Ruud_Baars · February 24, 2018, 1:57pm

Since ‘spelled’ abbreviations like cd and dvd are treated in a special way, which has an impact on multiple rules, I would like to declare them in one spot, to be reused in grammar.xml in multiple rules.
Is that possible?
Can I use the same construction as in ‘weekdays’?
I just did, and it worked.

Yakov · February 24, 2018, 6:49pm

Yes, I use same construction for Russian rules in grammar.xml.

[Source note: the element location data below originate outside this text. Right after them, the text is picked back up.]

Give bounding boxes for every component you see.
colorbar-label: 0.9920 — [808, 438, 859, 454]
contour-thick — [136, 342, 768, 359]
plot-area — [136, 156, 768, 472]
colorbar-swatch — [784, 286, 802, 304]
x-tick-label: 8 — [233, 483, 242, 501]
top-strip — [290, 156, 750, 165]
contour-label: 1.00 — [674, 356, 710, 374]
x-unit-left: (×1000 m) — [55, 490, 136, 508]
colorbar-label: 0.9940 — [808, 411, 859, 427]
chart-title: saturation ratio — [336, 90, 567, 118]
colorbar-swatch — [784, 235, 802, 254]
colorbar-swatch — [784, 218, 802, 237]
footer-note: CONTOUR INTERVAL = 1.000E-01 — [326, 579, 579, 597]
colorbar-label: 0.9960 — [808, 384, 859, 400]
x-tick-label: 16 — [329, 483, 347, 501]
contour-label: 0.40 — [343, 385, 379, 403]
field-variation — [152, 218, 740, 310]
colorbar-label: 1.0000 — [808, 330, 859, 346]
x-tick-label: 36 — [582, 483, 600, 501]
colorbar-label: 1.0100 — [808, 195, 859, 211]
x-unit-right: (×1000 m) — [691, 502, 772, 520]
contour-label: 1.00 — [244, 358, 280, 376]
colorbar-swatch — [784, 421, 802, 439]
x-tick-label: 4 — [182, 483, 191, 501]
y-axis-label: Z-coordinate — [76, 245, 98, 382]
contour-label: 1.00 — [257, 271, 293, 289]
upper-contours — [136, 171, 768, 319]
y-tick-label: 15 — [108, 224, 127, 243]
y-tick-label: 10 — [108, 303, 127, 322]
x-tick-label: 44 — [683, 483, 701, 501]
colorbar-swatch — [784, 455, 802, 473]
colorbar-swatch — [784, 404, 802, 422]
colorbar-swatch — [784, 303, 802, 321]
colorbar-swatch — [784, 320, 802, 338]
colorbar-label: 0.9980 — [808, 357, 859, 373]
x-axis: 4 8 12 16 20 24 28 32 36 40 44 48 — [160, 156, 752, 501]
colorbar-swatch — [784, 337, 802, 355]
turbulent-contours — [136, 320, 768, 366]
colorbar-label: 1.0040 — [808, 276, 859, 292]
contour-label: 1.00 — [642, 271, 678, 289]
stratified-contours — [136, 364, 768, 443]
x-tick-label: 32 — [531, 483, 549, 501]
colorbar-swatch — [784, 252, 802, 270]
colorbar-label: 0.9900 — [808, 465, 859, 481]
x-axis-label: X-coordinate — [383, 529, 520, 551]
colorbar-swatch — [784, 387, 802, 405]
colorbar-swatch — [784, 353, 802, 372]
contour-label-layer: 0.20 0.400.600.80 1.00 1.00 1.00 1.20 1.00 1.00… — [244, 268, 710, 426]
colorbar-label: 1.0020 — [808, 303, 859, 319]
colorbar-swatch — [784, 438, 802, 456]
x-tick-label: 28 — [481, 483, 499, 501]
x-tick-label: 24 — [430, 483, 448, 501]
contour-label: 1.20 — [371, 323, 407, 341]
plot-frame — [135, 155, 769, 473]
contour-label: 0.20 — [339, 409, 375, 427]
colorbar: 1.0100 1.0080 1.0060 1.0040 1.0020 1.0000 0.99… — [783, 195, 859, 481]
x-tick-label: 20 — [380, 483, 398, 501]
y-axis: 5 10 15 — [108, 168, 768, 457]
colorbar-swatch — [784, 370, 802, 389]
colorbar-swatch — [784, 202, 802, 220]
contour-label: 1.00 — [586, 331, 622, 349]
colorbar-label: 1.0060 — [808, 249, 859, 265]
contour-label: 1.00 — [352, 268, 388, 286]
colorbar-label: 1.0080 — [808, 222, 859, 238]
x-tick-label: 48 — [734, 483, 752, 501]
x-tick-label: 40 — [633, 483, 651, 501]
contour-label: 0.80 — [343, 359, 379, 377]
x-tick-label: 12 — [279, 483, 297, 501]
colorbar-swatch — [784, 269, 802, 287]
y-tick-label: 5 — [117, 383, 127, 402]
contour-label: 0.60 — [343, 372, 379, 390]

tiagosantos · February 24, 2018, 7:27pm

From English grammar.xml:

<!DOCTYPE rules [
    <!ENTITY weekdays "Monday|Wednesday|T(ue|hur)sday|Friday|S(atur|un)day">
    <!ENTITY abbrevWeekdays "Mon?|Tue?|Wed?|Thu?|Fri?|Sat?|Sun?">
    <!ENTITY months "January|February|March|April|May|Ju(ne|ly)|August|September|October|November|December">
    <!ENTITY abbrevMonths "Jan|Feb|Mar|Apr|Ju[ln]|Aug|Sept?|Oct|Nov|Dec">
    <!ENTITY languages "Akan|Amharic|Arabic|Assamese|Awadhi|Azerbaijani|Balochi|Bangla|Belarusian|Bengali|Bhojpuri|Burmese|Cantonese|Cebuano|Chewa|Chhattisgarhi|Chittagonian|Czech|Deccan|Dhundhari|Dutch|English|Filipino|French|Fula|Gaelic|German|Greek|Gujarati|Hakka|Haryanvi|Hausa|Hiligaynon|Hindi|Hmong|Hunanese|Hungarian|Igbo|Ilocano|Ilonggo|Indonesian|Italian|Ja[pv]anese|Jin|Kannada|Kazakh|Khmer|Kinyarwanda|Kirundi|Konkani|Korean|Kurdish|Madurese|Magahi|Maithili|Malagasy|Malay(alam)?|Malaysian|Mandarin|Marathi|Marwari|Mossi|Nepali|Odia|Oriya|Oromo|Pashto|Persian|Polish|Portuguese|Punjabi|Quechua|Romanian|Russian|Saraiki|Serbo-Croatian|Shona|Sindhi|Sinhalese|Somali|Spanish|Sundanese|Swedish|Sylheti|Tagalog|Tamil|Telugu|Thai|Turk(ish|men)|Ukrainian|Urdu|Uyghur|Uzbek|Vietnamese|Visayan|Wu|Xhosa|Xiang|Yoruba|Yue|Zhuang|Zulu"><!-- Most are from https://en.wikipedia.org/wiki/List_of_languages_by_number_of_native_speakers -->
]>

If you want to use the entity regular expression in a rule, use &entity_name;

E.g.:

<rule id="MISSING_COMMA_AFTER_WEEKDAY" name="Missing comma after weekday">
    <pattern>
        <marker>
            <token regexp="yes">&weekdays;</token>
        </marker>
        <token regexp="yes">&months;</token>
        <token regexp="yes">[0123]?[0-9]</token>
    </pattern>
    <message>Commas set off the month in a weekday-month-day date: <suggestion>\1,</suggestion>.</message>
    <url>http://www.thepunctuationguide.com/comma.html#dates</url>
    <short>Missing comma</short>
    <example correction="Friday,">We will meet <marker>Friday</marker> July 15.</example>
    <example>He was born on Friday, August 12, 2016.</example>
</rule>

arysin · February 25, 2018, 8:44pm

Long regular expressions may be quite slow. Alternative way is to have an abbreviation tag in your POS tag dictionary and then use this postag in the rules. It would be much faster but you need to update the dictionary.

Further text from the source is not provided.